O aumento na média de idade do elenco pontepretano e a perda de espaço por parte da base é justificada pela troca de comando e a contratação de jogadores mais experientes à Macaca para a disputa da Série B, como é o caso dos volantes André Castro e Paulinho; do zagueiro Reginaldo e do meia e lateral-esquerdo Danilo Barcelos; além de outros reforços. Mas esses quatro atletas foram titulares na derrota para o Atlético-GO, por 3 a 1. No Paulistão de 2018, o time recheado de pratas da casa escapou do rebaixamento na última rodada, ao empatar com a Ferroviária, apesar de na sequência vencer o Troféu do Interior e ajudar levar a Ponte até as oitavas de final da Copa do Brasil.

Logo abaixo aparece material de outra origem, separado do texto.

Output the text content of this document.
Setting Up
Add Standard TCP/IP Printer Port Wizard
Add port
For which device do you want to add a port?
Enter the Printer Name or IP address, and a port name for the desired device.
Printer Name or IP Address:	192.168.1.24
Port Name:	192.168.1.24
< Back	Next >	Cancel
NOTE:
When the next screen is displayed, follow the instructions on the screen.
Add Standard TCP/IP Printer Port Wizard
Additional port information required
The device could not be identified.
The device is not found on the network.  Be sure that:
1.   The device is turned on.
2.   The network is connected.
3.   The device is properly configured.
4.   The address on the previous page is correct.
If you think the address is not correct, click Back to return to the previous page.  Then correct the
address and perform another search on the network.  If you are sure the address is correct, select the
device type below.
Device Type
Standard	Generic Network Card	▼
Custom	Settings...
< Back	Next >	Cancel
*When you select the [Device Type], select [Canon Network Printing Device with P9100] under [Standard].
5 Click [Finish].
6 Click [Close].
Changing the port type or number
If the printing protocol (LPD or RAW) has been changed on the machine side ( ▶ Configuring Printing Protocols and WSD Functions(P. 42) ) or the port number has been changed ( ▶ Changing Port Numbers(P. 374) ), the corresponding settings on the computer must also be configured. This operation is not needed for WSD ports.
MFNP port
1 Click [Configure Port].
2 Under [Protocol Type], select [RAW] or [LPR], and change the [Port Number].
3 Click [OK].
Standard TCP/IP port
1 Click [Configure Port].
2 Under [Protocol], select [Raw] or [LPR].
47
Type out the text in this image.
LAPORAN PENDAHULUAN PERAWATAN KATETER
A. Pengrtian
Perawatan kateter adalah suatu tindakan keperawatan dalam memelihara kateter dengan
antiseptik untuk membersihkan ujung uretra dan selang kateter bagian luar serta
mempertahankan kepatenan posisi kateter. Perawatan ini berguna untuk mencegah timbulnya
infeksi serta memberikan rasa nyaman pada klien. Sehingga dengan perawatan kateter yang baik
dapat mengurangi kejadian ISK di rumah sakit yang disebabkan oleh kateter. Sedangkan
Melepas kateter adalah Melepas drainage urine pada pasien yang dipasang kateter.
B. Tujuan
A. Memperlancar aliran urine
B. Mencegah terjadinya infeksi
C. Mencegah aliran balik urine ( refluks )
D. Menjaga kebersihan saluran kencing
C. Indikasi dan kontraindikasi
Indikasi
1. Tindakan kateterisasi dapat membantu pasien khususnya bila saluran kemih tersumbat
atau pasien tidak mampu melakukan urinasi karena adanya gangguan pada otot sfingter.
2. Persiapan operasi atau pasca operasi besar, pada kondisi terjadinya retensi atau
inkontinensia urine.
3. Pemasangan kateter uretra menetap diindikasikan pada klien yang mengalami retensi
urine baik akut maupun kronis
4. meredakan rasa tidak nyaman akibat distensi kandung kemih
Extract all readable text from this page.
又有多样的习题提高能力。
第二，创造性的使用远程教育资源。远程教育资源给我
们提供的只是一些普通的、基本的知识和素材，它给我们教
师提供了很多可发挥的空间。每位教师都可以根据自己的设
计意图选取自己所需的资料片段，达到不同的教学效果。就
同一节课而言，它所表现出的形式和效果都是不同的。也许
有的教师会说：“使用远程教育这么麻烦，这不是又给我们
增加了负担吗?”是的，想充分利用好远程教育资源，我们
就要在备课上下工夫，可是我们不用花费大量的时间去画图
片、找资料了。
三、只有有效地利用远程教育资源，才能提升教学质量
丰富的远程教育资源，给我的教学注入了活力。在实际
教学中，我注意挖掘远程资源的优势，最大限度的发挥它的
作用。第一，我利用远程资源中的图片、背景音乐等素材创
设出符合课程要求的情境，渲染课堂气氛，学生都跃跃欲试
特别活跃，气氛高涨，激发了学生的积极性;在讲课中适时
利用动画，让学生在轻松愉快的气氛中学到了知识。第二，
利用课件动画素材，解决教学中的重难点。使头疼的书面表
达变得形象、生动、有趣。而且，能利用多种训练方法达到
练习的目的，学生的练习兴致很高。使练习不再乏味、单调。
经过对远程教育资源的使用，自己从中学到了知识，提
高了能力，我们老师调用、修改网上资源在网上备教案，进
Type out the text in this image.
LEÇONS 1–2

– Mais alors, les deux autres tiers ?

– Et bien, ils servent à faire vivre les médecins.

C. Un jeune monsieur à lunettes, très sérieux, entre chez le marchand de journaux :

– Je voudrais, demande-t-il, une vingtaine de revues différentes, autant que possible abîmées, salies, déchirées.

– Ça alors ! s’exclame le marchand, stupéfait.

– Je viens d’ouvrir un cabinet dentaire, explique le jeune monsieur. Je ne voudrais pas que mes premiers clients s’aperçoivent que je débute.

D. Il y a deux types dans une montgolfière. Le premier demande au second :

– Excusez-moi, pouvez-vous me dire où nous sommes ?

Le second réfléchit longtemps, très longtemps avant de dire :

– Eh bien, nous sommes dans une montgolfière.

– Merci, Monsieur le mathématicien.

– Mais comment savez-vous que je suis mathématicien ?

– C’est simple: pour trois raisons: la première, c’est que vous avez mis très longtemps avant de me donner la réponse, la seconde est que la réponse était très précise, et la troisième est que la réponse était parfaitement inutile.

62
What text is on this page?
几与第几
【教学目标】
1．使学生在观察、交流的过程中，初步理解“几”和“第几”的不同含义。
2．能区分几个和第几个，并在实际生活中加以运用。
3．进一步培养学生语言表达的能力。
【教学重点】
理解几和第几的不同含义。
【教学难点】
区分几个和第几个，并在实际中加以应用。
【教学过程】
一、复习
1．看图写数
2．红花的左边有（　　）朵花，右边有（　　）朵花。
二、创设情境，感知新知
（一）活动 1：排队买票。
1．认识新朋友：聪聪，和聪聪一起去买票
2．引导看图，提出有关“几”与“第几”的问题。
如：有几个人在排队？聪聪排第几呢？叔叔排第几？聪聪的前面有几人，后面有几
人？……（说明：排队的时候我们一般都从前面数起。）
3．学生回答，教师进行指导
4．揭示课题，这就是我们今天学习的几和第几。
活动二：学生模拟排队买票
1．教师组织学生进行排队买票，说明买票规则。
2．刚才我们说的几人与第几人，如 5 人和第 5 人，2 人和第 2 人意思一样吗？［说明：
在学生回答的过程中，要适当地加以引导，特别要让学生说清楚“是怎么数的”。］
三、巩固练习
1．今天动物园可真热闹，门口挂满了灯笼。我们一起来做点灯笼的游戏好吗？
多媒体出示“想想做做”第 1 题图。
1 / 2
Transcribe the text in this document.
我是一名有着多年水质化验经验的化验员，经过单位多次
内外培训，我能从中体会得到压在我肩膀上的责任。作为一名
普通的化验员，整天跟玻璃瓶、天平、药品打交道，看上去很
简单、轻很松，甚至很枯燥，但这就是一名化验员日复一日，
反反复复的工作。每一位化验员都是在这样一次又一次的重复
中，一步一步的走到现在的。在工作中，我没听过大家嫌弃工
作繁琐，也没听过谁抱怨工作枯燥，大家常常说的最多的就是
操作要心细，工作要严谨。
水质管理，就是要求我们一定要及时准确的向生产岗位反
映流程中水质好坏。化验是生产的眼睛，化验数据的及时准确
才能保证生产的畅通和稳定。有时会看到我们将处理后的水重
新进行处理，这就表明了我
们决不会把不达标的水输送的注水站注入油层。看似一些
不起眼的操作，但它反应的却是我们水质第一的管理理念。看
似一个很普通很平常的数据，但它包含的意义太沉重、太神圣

O novo time formado por Doriva até a sexta rodada do Brasileiro da Série B ainda tirou outros jogadores formados no estádio Moisés Lucarelli do time principal, como o atacante Yuri e o volante Xavier, que voltaram para a equipe do Sub-20. O atacante Roberto, que chegou à Macaca no início de maio e que ainda busca uma vaga no time titular, é o atleta mais velho do atual elenco da Ponte Preta, com 32 anos. Nascido no dia 27 de janeiro de 2000, o atacante prata da casa John Kleber – que se recupera de lesão no joelho -, é o atleta mais novo entre os profissionais da Macaca, com 18.